Медноволосая дева смущенно поправила паллу, чтобы прикрыть узкое запястье, обвитое золотой змеей с изумрудным глазом. Она раскраснелась и потупила взор, словно ее застали за недозволенным. На мгновение почудилось, что передо мной обычная женщина, а не проклятие небес. Но ее глаза вспыхнули колдовским огнем, и мираж исчез, растворившись в раскаленном воздухе Палестины.
– Я могу прийти сюда снова? – спросила медноволосая.
– Ты вольна делать все, что тебе вздумается, госпожа.
– Ты хочешь этого, Странник?
Я поднял голову, и зеленые глаза впились в меня, будто тысячи растревоженных пчел. Что-то невыносимо горячее разлилось внутри, и губы пересохли, лишив меня дара речи. Она вновь улыбнулась, увидев мой стыд. Она была довольна. Моя искусительница, мое божественное проклятье!
– Я приду сюда снова, Странник.
***
В начале была боль. И кроме боли не было ничего.
Она не отступала, не уходила. Она изнуряюще жгла и пекла, не останавливаясь, не снижая накала. Наверное, это ад. Я уже умер, и черти варят меня в смоле. Передышки не предвидится.
Я попробовал открыть глаза, но веки не поддавались. Я мог видеть только их обратную сторону и разбегающиеся колечки света.
Наверное, это все же не смерть… Уж точно не ад, там бы мне не закрыли глаза. Или закрыли? Их же закрывают, когда умираешь? И все слепые. И в раю, и в аду. В аду-то уж точно, чтобы ощущения были ярче, а существование – страшнее.
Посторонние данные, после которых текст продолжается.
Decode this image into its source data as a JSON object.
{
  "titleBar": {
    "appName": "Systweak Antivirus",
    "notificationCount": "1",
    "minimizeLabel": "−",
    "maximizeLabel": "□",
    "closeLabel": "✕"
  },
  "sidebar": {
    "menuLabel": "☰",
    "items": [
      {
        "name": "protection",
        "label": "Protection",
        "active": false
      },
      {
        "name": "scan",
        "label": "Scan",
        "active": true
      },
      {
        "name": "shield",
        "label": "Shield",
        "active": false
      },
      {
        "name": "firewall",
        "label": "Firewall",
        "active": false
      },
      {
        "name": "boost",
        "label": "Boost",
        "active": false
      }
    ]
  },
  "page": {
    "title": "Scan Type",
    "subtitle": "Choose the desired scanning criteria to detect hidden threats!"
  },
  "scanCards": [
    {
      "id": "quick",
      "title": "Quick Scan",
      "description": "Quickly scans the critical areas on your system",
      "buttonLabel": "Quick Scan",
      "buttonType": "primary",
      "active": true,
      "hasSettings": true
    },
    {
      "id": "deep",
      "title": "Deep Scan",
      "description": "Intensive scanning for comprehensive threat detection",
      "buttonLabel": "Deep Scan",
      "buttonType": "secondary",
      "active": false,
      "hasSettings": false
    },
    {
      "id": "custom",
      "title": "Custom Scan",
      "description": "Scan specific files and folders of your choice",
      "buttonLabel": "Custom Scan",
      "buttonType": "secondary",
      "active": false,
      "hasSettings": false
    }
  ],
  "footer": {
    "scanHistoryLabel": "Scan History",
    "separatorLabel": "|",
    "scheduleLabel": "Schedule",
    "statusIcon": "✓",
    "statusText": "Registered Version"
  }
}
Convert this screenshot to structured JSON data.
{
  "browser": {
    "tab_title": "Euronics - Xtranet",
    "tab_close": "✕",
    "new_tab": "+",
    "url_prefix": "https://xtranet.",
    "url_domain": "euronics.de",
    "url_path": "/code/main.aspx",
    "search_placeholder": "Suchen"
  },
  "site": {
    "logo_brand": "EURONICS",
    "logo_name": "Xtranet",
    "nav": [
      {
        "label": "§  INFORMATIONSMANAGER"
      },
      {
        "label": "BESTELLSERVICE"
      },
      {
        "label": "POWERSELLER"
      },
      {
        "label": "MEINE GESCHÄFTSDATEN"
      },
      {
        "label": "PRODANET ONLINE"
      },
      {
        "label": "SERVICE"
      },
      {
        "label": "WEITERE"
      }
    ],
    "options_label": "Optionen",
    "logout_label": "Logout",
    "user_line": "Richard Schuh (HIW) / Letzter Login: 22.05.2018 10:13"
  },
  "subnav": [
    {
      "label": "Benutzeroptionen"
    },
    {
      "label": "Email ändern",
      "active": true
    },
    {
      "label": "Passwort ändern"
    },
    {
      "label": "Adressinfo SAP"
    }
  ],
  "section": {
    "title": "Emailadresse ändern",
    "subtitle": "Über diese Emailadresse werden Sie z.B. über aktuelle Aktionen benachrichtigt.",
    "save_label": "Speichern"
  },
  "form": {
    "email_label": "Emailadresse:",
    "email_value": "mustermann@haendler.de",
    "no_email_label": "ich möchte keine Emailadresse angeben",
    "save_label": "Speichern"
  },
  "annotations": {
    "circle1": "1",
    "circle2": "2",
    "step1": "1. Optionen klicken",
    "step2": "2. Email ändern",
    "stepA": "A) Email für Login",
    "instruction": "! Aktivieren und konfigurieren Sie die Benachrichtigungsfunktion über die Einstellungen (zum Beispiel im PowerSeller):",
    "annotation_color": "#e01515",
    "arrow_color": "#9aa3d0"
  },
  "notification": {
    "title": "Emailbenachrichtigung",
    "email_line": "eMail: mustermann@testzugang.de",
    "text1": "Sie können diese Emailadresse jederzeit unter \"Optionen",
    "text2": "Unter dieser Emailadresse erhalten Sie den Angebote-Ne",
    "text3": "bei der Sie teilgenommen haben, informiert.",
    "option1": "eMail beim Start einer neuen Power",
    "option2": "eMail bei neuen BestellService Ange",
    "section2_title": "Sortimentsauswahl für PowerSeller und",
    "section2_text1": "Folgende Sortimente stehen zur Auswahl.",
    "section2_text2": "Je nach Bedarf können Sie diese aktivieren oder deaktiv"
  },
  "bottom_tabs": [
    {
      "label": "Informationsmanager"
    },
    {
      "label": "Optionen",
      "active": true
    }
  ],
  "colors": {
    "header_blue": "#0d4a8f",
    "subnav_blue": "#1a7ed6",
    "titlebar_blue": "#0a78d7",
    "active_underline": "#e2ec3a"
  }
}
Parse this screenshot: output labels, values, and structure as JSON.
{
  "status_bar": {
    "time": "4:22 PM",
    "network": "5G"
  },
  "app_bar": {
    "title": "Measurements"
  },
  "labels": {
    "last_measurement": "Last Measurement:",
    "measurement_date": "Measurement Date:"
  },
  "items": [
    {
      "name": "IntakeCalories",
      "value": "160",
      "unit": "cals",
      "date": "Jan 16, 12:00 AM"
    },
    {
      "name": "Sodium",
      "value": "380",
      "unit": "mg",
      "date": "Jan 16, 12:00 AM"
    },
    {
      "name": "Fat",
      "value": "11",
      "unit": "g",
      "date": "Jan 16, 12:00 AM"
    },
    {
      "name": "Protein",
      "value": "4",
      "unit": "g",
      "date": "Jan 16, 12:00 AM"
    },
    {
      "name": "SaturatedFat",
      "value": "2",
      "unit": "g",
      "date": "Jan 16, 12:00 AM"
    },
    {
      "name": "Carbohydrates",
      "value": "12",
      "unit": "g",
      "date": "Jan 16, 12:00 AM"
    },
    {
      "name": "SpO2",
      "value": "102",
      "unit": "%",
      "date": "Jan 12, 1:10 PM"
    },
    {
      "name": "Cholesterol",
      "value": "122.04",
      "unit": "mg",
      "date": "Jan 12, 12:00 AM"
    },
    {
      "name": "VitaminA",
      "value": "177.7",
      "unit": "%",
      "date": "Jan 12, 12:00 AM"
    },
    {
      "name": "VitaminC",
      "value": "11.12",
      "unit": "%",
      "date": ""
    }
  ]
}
Но пахло здесь не серой. Обоняние, сумевшее пробиться сквозь жар и боль, учуяло запах. Запах спекшейся крови, освежеванного мяса и почему-то – кислой овечьей шерсти. Так кисло пахнет в мечетях – так пахнут мягкие персидские ковры, истоптанные тысячами босых ног.
Я попробовал пошевелиться, но тело не слушалось, а каждое движение лица, даже дыхание, было настоящей мукой – кожу разрывало, словно тонкий пергамент.
Паника удушливой волной подкатила к горлу, по спине пробежал холодок липкого пота, в висках застучало. Я понял, что слышу только стук собственного сердца и кровь, спешащую по жилам.
Закричать. Закричать, чтобы оттолкнуться хотя бы от собственного крика, чтобы осознать себя в пространстве. Но нет, не в этот раз…
Губы спеклись, вросли друг в друга, как бинт врастает в рану. Попытка раскрыть рот провалилась, и я смог только замычать. Так тихо и невнятно, что и сам не был уверен – мои ли это звуки и существуют ли они вообще.